Hamas leader Ismail Haniyeh assassinated in Tehran

Hamas political chief Ismail Haniyeh
Hamas chief Ismail Haniyeh left the Gaza Strip in 2019 and had lived in exile in Qatar. -EPA

Hamas leader Ismail Haniyeh has been killed by a pre-dawn air strike in the Iranian capital, Iran and the militant group say, blaming Israel for a shock assassination that risks escalating the conflict even as the US and other nations were scrambling to prevent an all-out regional war.

There was no immediate comment from Israel, which has vowed to kill Haniyeh and other Hamas leaders over the group's October 7 attack on southern Israel.

The strike on Wednesday came just after Haniyeh had attended the inauguration of Iran's new president in Tehran, Iran said.

The dramatic killing of Hamas's top political leader threatened to reverberate on multiple fronts.

The blow of striking Haniyeh in Tehran could trigger direct retaliation against Israel by Iran.

President Masoud Pezeshkian vowed to make Ismail Haniyeh's killers "regret their cowardly action". (AP PHOTO)

Iran's leadership vowed retaliation, with Supreme Leader Ali Khamanei saying avenging the strike was "Tehran's duty" and President Masoud Pezeshkian promising to make the attackers "regret their cowardly action".

The bitter regional rivals had an unprecedented exchange of strikes on each other's soil in April after Israel hit Iran's embassy in Damascus, but international efforts succeeded in containing that cycle of retaliation before it spun out of control.

Hamas could pull out of negotiations for a ceasefire and hostage release deal in the 10-month-old war in Gaza, which US mediators had said were making progress.

And the killing could inflame already heightening tensions between Israel and Iran's powerful Lebanese ally Hezbollah, which international diplomats were trying to contain after a weekend rocket attack that killed 12 young people in the Israeli-controlled Golan Heights.

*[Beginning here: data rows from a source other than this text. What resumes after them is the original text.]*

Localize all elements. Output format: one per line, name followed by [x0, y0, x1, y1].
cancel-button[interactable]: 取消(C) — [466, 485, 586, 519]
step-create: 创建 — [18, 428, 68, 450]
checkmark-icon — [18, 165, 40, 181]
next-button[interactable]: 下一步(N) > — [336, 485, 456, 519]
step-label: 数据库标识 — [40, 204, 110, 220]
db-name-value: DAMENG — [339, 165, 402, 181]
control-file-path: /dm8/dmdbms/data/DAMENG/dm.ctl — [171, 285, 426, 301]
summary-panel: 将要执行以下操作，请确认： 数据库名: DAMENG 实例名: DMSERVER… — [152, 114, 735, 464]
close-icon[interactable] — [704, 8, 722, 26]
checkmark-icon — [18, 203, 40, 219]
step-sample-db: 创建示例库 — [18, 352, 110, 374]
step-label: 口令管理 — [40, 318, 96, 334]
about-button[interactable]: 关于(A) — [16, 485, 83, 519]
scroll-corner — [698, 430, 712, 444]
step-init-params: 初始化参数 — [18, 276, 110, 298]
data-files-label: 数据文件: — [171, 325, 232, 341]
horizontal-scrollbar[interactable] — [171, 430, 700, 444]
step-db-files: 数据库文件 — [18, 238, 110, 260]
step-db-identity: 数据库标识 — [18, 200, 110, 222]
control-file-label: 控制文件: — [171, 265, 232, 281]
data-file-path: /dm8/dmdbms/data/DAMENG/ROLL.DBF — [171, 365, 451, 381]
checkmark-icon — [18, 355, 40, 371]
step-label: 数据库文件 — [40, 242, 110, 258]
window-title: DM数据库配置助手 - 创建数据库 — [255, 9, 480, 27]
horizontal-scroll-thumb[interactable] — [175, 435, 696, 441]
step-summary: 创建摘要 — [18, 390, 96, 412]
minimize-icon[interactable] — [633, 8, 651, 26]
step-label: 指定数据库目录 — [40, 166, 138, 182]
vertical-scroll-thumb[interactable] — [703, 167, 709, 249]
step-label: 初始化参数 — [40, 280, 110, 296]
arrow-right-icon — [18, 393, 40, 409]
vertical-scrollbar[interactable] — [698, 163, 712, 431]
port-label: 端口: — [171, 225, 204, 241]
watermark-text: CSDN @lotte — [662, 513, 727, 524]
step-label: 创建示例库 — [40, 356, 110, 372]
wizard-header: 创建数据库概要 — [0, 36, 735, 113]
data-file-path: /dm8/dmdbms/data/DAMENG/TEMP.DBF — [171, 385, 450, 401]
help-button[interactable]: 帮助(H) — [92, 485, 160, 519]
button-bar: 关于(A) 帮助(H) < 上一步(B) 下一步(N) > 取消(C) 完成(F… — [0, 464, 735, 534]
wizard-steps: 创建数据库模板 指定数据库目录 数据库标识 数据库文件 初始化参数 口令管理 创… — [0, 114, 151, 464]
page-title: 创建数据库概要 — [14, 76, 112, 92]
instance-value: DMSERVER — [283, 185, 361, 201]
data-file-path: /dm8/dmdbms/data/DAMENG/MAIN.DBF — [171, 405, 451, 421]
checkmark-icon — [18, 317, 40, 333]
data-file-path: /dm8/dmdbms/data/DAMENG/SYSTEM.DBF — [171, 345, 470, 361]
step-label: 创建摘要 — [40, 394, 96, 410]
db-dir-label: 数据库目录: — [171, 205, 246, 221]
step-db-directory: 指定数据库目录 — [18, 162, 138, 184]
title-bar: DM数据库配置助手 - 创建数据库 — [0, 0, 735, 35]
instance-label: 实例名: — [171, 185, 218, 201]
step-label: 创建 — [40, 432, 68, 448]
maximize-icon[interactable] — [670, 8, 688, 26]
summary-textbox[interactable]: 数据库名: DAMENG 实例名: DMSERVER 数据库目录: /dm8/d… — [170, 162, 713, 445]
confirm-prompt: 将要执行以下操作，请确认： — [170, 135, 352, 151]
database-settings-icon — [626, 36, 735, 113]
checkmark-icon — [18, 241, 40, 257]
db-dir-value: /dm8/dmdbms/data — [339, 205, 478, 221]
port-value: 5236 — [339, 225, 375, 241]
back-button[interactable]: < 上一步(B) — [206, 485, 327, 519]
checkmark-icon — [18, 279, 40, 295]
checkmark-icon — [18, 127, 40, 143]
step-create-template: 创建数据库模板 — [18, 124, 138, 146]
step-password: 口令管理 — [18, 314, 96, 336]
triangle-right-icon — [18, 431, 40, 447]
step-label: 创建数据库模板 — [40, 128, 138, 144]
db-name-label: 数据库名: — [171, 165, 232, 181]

Hours before the Tehran strike, Israel carried out a rare strike in the Lebanese capital on Tuesday that it said killed a top Hezbollah commander allegedly behind the rocket strike.

Hezbollah, which denied any role in the Golan strike, said it was still searching for the body of Fouad Shukur in the rubble of the building that was hit in a Beirut suburb that is the group's stronghold.

The White House had no immediate reaction to the killing of Haniyeh.

Asked by reporters in Manila about the Tehran strike, US Secretary of Defense Lloyd Austin said he had no "additional information to provide", but he expressed hope for a diplomatic solution on the Israeli-Lebanon border.

Ismail Haniyeh was in Tehran for the Iranian president's swearing-in ceremony when he was killed. (AP PHOTO)

"I don't think that war is inevitable," he said.

"I maintain that. I think there's always room and opportunity for diplomacy, and I'd like to see parties pursue those opportunities."

An Israeli military spokesman declined to comment.

Israel has repeatedly vowed to eliminate Hamas leaders wherever they are for the October 7 attack in which Hamas-led militants killed 1200 people and took some 250 others hostage.

Iranian media showed videos of Haniyeh and the Iranian president hugging after Pezeshkian's inauguration ceremony on Tuesday.

Hours later, the strike hit a residence Haniyeh uses in Tehran, killing him, Hamas said.

Hamas spokesman Sami Abu Zuhri said Haniyeh's killing would not affect the group, adding Israel was "spreading chaos and evil" in the region.

"The occupation will not succeed in achieving its goals," he told the Associated Press.

Along with October 7 mastermind Yehya Sinwar, left, Ismail Haniyeh was among Hamas' top leaders. (AP PHOTO)

Haniyeh left the Gaza Strip in 2019 and had lived in exile in Qatar.

The top Hamas leader in Gaza is Yehya Sinwar, who masterminded the October 7 attack.

Taher al-Nounou, Haniyeh's media adviser, told Al-Jazeera TV: "This is a turning point for the conflict."

He said Israel and "those who stand with it - and by this we mean the United States" would bear responsibility.

In the West Bank, the internationally backed Palestinian President Mahmoud Abbas condemned Haniyeh's killing, calling it a "cowardly act and dangerous development".

In April, an Israeli air strike in Gaza killed three of Haniyeh's sons and four of his grandchildren.

In an interview with the Al Jazeera satellite channel at the time, Haniyeh said the killings would not pressure Hamas into softening its positions amid ongoing ceasefire negotiations with Israel.

In Israel's war against Hamas since the October attack, more than 39,360 Palestinians have been killed and more than 90,900 wounded, according to the Gaza health ministry, whose count does not differentiate between civilians and combatants.